The instability in the Middle East holds a hidden peril for President Obama. As oil prices skyrocket, his reelection prospects may be plummeting.
There is strong historical evidence to suggest that gasoline prices, whether people realize it or not, figure prominently in voters’ choices in a presidential election.
According to an analysis of data from the Department of Energy, in every election but one, stretching all the way back to 1976, if the price of gasoline was higher on Election Day than four years before, the incumbent president or the candidate of his Party seeking to succeed him LOST.
The price at the pump has a lot to do with our sense of well being. It is a point of frustration or satisfaction we recognize every few days when we go to fill up.

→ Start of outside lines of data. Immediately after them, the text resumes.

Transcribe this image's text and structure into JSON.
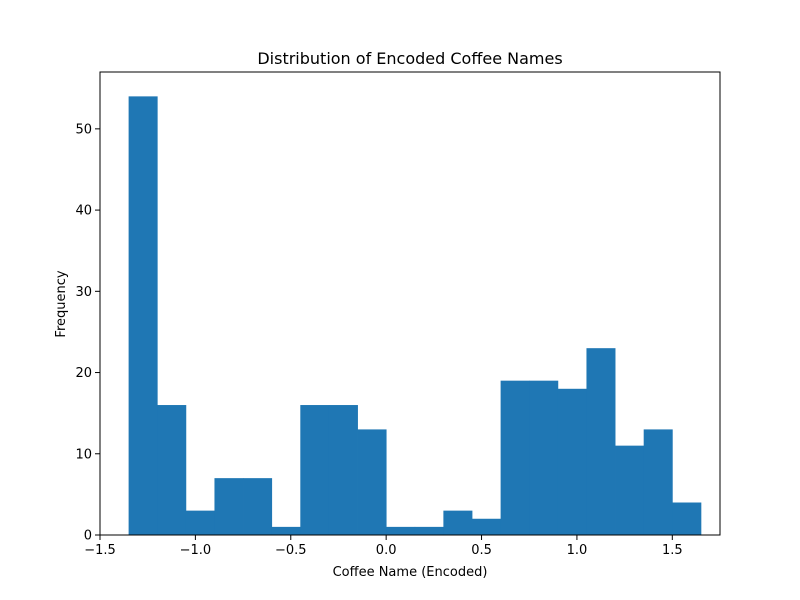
{
  "chart_data": {
    "type": "bar",
    "subtype": "histogram",
    "title": "Distribution of Encoded Coffee Names",
    "xlabel": "Coffee Name (Encoded)",
    "ylabel": "Frequency",
    "bar_color": "#1f77b4",
    "xlim": [
      -1.5,
      1.75
    ],
    "ylim": [
      0,
      57
    ],
    "xticks": [
      -1.5,
      -1.0,
      -0.5,
      0.0,
      0.5,
      1.0,
      1.5
    ],
    "xtick_labels": [
      "−1.5",
      "−1.0",
      "−0.5",
      "0.0",
      "0.5",
      "1.0",
      "1.5"
    ],
    "yticks": [
      0,
      10,
      20,
      30,
      40,
      50
    ],
    "ytick_labels": [
      "0",
      "10",
      "20",
      "30",
      "40",
      "50"
    ],
    "bin_edges": [
      -1.35,
      -1.2,
      -1.05,
      -0.9,
      -0.75,
      -0.6,
      -0.45,
      -0.3,
      -0.15,
      0.0,
      0.15,
      0.3,
      0.45,
      0.6,
      0.75,
      0.9,
      1.05,
      1.2,
      1.35,
      1.5,
      1.65
    ],
    "counts": [
      54,
      16,
      3,
      7,
      7,
      1,
      16,
      16,
      13,
      1,
      1,
      3,
      2,
      19,
      19,
      18,
      23,
      11,
      13,
      4
    ],
    "grid": false,
    "legend": "none"
  }
}
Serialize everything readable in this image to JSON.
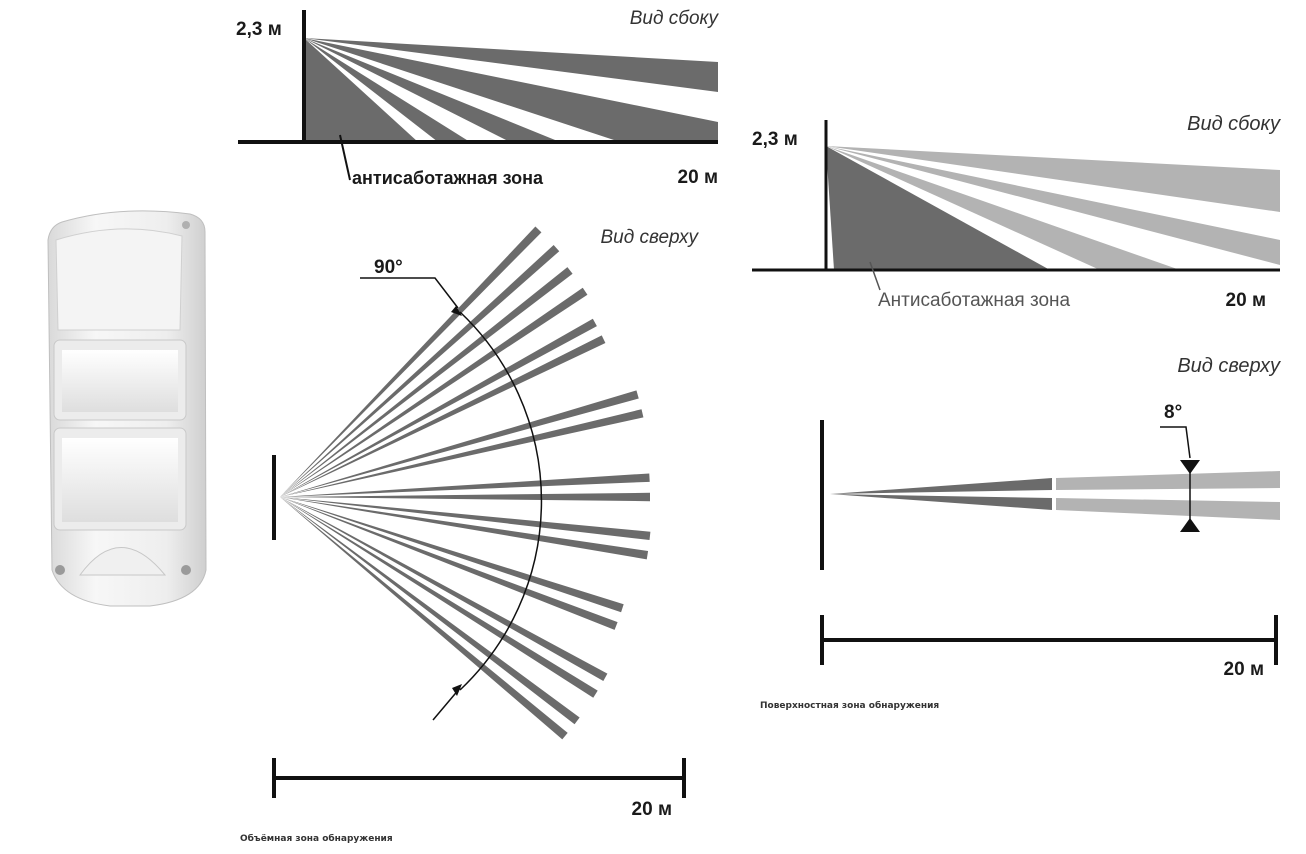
{
  "colors": {
    "beam_dark": "#6b6b6b",
    "beam_light": "#b3b3b3",
    "axis": "#111111",
    "device_body": "#f2f2f2"
  },
  "volumetric": {
    "height_label": "2,3 м",
    "side_view_label": "Вид сбоку",
    "anti_sabotage_label": "антисаботажная зона",
    "distance_side_label": "20 м",
    "top_view_label": "Вид сверху",
    "angle_label": "90°",
    "distance_top_label": "20 м",
    "caption": "Объёмная зона обнаружения"
  },
  "surface": {
    "height_label": "2,3 м",
    "side_view_label": "Вид сбоку",
    "anti_sabotage_label": "Антисаботажная зона",
    "distance_side_label": "20 м",
    "top_view_label": "Вид сверху",
    "angle_label": "8°",
    "distance_top_label": "20 м",
    "caption": "Поверхностная зона обнаружения"
  }
}
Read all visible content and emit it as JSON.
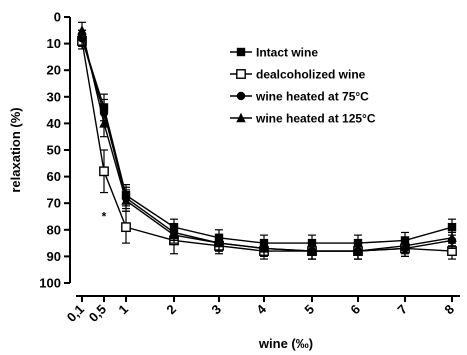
{
  "chart_data": {
    "type": "line",
    "xlabel": "wine (‰)",
    "ylabel": "relaxation (%)",
    "x_tick_labels": [
      "0,1",
      "0,5",
      "1",
      "2",
      "3",
      "4",
      "5",
      "6",
      "7",
      "8"
    ],
    "x": [
      0.1,
      0.5,
      1,
      2,
      3,
      4,
      5,
      6,
      7,
      8
    ],
    "y_ticks": [
      0,
      10,
      20,
      30,
      40,
      50,
      60,
      70,
      80,
      90,
      100
    ],
    "ylim": [
      0,
      100
    ],
    "y_inverted": true,
    "grid": false,
    "legend_position": "top-right",
    "annotations": [
      {
        "text": "*",
        "x": 0.5,
        "y": 75
      }
    ],
    "series": [
      {
        "name": "Intact wine",
        "marker": "square-filled",
        "values": [
          8,
          34,
          67,
          79,
          83,
          85,
          85,
          85,
          84,
          79
        ],
        "errors": [
          3,
          5,
          4,
          3,
          3,
          3,
          3,
          3,
          3,
          3
        ]
      },
      {
        "name": "dealcoholized wine",
        "marker": "square-open",
        "values": [
          9,
          58,
          79,
          84,
          86,
          88,
          88,
          88,
          87,
          88
        ],
        "errors": [
          3,
          8,
          6,
          5,
          3,
          3,
          3,
          3,
          3,
          3
        ]
      },
      {
        "name": "wine heated at 75°C",
        "marker": "circle-filled",
        "values": [
          8,
          36,
          68,
          81,
          85,
          87,
          88,
          88,
          87,
          84
        ],
        "errors": [
          3,
          5,
          4,
          3,
          3,
          3,
          3,
          3,
          3,
          3
        ]
      },
      {
        "name": "wine heated at 125°C",
        "marker": "triangle-filled",
        "values": [
          5,
          40,
          69,
          82,
          85,
          87,
          88,
          88,
          86,
          83
        ],
        "errors": [
          3,
          5,
          4,
          3,
          3,
          3,
          3,
          3,
          3,
          3
        ]
      }
    ]
  }
}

What’s more, gas prices ripple throughout the economy, affecting the prices we pay for other products that must rely on oil to for transport and other energy needs. And when prices rise, it harms the economy, effectively transferring billions in wealth out of the United States and into countries like Venezuela and Saudi Arabia.
The only exception to the Presidential Pump Price Predictor occurred in 2004, when the average price on Election Day was $2.03 per gallon for regular gas compared to $1.54 in 2000. George W. Bush won reelection, but just barely, and against a deeply flawed candidate – John Kerry – during time of war.
The pattern resumed in 2008, when the presidency again switched parties as gas become more expensive. The price had risen to $2.40 on Election Day and Democrat Barack Obama defeated Republican John McCain.
Of course, there are many things that go into a presidential election. But a factor that has been consistent in eight out of the last nine presidential elections cannot be ignored.
The price of gasoline last week was $3.38 per gallon, about a dollar higher than the day Obama was elected.